L’enquête métier du SNES-FSU 2019

Devant l’indifférence de nos différentes hiérarchies et du ministère, il est donc indispensable que les professionnels et leurs représentants identifient les difficultés qui ne tiennent pas aux personnes ou à la nature des individus qui travaillent, ou à celle des usagers, mais bien aux conditions et aux positions dans lesquelles on les met et à l’organisation du travail. A des questions ou difficultés collectives, il faut des réponses et des solutions collectives.
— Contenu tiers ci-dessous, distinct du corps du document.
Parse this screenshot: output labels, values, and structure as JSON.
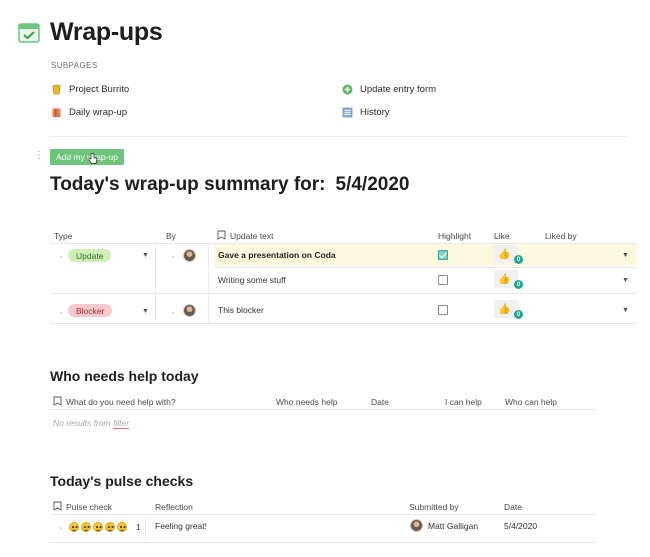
{
  "page": {
    "title": "Wrap-ups",
    "icon": "calendar-check-icon"
  },
  "subpages": {
    "label": "SUBPAGES",
    "items": [
      {
        "label": "Project Burrito",
        "icon": "cup-icon"
      },
      {
        "label": "Daily wrap-up",
        "icon": "book-icon"
      },
      {
        "label": "Update entry form",
        "icon": "plus-circle-icon"
      },
      {
        "label": "History",
        "icon": "ledger-icon"
      }
    ]
  },
  "add_button": {
    "label": "Add my wrap-up"
  },
  "summary": {
    "title": "Today's wrap-up summary for:",
    "date": "5/4/2020"
  },
  "wrapups_table": {
    "columns": {
      "type": "Type",
      "by": "By",
      "update_text": "Update text",
      "highlight": "Highlight",
      "like": "Like",
      "liked_by": "Liked by"
    },
    "groups": [
      {
        "type": "Update",
        "rows": [
          {
            "text": "Gave a presentation on Coda",
            "highlight": true,
            "likes": "0"
          },
          {
            "text": "Writing some stuff",
            "highlight": false,
            "likes": "0"
          }
        ]
      },
      {
        "type": "Blocker",
        "rows": [
          {
            "text": "This blocker",
            "highlight": false,
            "likes": "0"
          }
        ]
      }
    ]
  },
  "help_section": {
    "title": "Who needs help today",
    "columns": {
      "question": "What do you need help with?",
      "who": "Who needs help",
      "date": "Date",
      "can_help": "I can help",
      "who_can_help": "Who can help"
    },
    "empty": {
      "prefix": "No results from",
      "link": "filter"
    }
  },
  "pulse_section": {
    "title": "Today's pulse checks",
    "columns": {
      "pulse": "Pulse check",
      "reflection": "Reflection",
      "submitted_by": "Submitted by",
      "date": "Date"
    },
    "rows": [
      {
        "pulse_value": "1",
        "reflection": "Feeling great!",
        "submitted_by": "Matt Galligan",
        "date": "5/4/2020"
      }
    ]
  },
  "colors": {
    "accent_green": "#6dc57c",
    "update_pill": "#cdeeb7",
    "blocker_pill": "#f8c9cc",
    "highlight_row": "#fdf9de",
    "like_badge": "#27a38f"
  }
}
Ce n’est pas à chacun de puiser indéfiniment dans ses ressources personnelles pour trouver des solutions.

Si les 30 élèves d’une classe de cinquième n’arrivent pas au niveau attendu en fin d’année dans leur LV2 doit-on en chercher les raisons uniquement dans le manque de travail des élèves, le manque de suivi des parents ou l’insuffisante application de prescriptions par l’enseignant ? En fait, dans la réalité, pour faire son travail avec ses élèves, ce dernier tente de surmonter quotidiennement les empêchements qui s’empilent : un horaire hebdomadaire insuffisant, un nombre de classes à suivre (souvent 7 au minimum en LV2) et des effectifs par classe qui ont augmenté, des conditions matérielles inégales, les injonctions multiples, contradictoires et paradoxales, des tâches annexes à l’enseignement qui se multiplient…

Le SNES-FSU connaît et défend le travail réel depuis longtemps.

Le SNES-FSU au tout début des années 2000 avait entamé un partenariat avec l’équipe de clinique de l’activité du Centre de Recherche sur le travail et le Développement du Cnam (Conservatoire National des Arts et Métiers) dirigé par le professeur Yves Clot, alors titulaire de la chaire de psychologie du travail. Ce partenariat d’abord sous la forme de recherches-action menées par Jean-Luc Roger et Danielle Ruelland, puis sous la forme d’un comité de suivi, a duré une quinzaine d’années. Il a permis à notre organisation dans un premier temps d’être réceptrice d’analyses et de connaissances sur nos métiers mais aussi d’y contribuer et bien sûr de se les approprier. Dans un deuxième temps, nous avons donc pu les utiliser et travailler à élaborer des outils pour équiper collègues et militants à résister aux attaques sur nos métiers et à « la crise de réalisation des métiers » identifiée par les chercheurs.